Fãs reagem e pressionam Sony por respostas
A repercussão foi imediata. Muitos jogadores, especialmente os mais fiéis à marca PlayStation, reagiram com desconfiança. A ideia de ver exclusivos icônicos da plataforma sendo lançados em outros consoles gerou discussões intensas nas redes sociais. Alguns fãs chegaram a enviar e-mails diretamente à Sony em busca de esclarecimentos. Surpreendentemente, a empresa respondeu, mesmo que de forma genérica, demonstrando atenção ao feedback da comunidade.

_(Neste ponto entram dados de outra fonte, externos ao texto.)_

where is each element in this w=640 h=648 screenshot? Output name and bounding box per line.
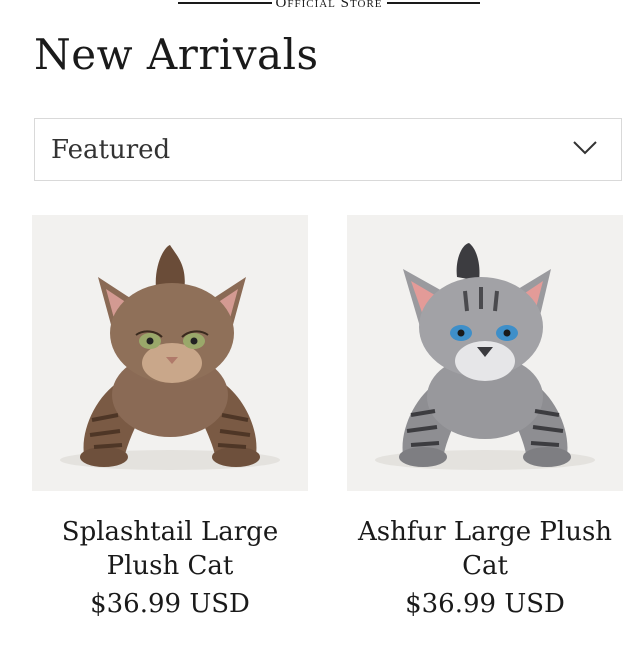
page-title: New Arrivals — [34, 30, 319, 79]
plush-cat-image — [375, 243, 595, 470]
product-image[interactable] — [32, 215, 308, 491]
store-banner: Official Store — [178, 0, 481, 12]
banner-rule-left — [178, 2, 272, 4]
product-price: $36.99 USD — [405, 589, 565, 619]
sort-selected-value: Featured — [51, 134, 171, 165]
store-label: Official Store — [275, 0, 383, 11]
plush-cat-image — [60, 245, 280, 470]
product-price: $36.99 USD — [90, 589, 250, 619]
chevron-down-icon — [573, 140, 597, 159]
product-card-splashtail[interactable]: Splashtail Large Plush Cat $36.99 USD — [32, 215, 308, 621]
product-name[interactable]: Splashtail Large Plush Cat — [32, 515, 308, 583]
product-image[interactable] — [347, 215, 623, 491]
product-card-ashfur[interactable]: Ashfur Large Plush Cat $36.99 USD — [347, 215, 623, 621]
product-name[interactable]: Ashfur Large Plush Cat — [335, 515, 635, 583]
banner-rule-right — [386, 2, 481, 4]
sort-dropdown[interactable]: Featured — [34, 118, 622, 181]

Em uma das mensagens divulgadas, a Sony declarou: “Estamos empenhados em preservar a identidade única que a PlayStation representa”. A frase deixou claro que, embora a empresa esteja aberta à expansão para novas plataformas, a essência da experiência PlayStation permanecerá intacta. A Sony também reforçou que continuará ouvindo os jogadores para garantir que suas decisões estejam alinhadas com as expectativas da comunidade.
A movimentação estratégica parece estar mais focada nos jogos live-service — títulos com suporte contínuo, eventos regulares e multiplayer online. Um exemplo claro dessa mudança é Helldivers 2, que será lançado para Xbox Series X|S em 26 de agosto de 2025 com suporte a cross-play total. Essa abordagem visa maximizar a base de jogadores e prolongar o ciclo de vida desses jogos.

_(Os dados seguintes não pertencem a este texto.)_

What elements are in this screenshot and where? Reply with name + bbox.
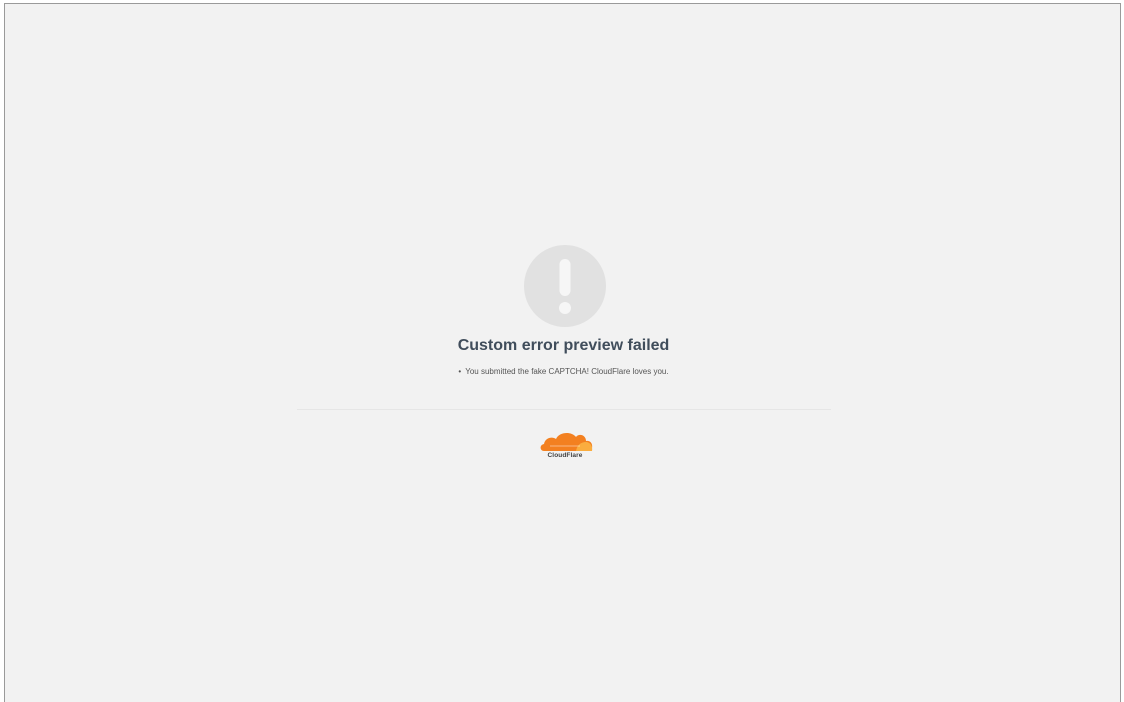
cloud-icon (540, 433, 593, 451)
logo-wordmark: CloudFlare (547, 452, 583, 459)
error-message: You submitted the fake CAPTCHA! CloudFla… (458, 367, 668, 376)
error-list: You submitted the fake CAPTCHA! CloudFla… (5, 361, 1122, 379)
exclamation-icon (524, 245, 606, 327)
browser-viewport: Custom error preview failed You submitte… (4, 3, 1121, 702)
error-page: Custom error preview failed You submitte… (5, 4, 1120, 702)
divider (297, 409, 831, 410)
page-title: Custom error preview failed (457, 337, 670, 354)
cloudflare-logo[interactable]: CloudFlare (530, 430, 600, 462)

É importante destacar que, até o momento, não há sinais de que os principais exclusivos narrativos — como God of War, The Last of Us ou Ghost of Tsushima — seguirão o mesmo caminho. A estratégia da Sony parece estar mais centrada em adaptar seu portfólio aos novos hábitos de consumo, especialmente no segmento multiplayer, sem comprometer o prestígio que construiu com suas experiências cinematográficas single-player.


No fim das contas, o movimento da Sony reflete uma nova realidade do mercado de jogos: mais conectado, dinâmico e aberto à colaboração entre plataformas. A resposta da empresa mostra que ela está tentando equilibrar inovação e tradição, garantindo que o legado da PlayStation não se perca em meio às transformações.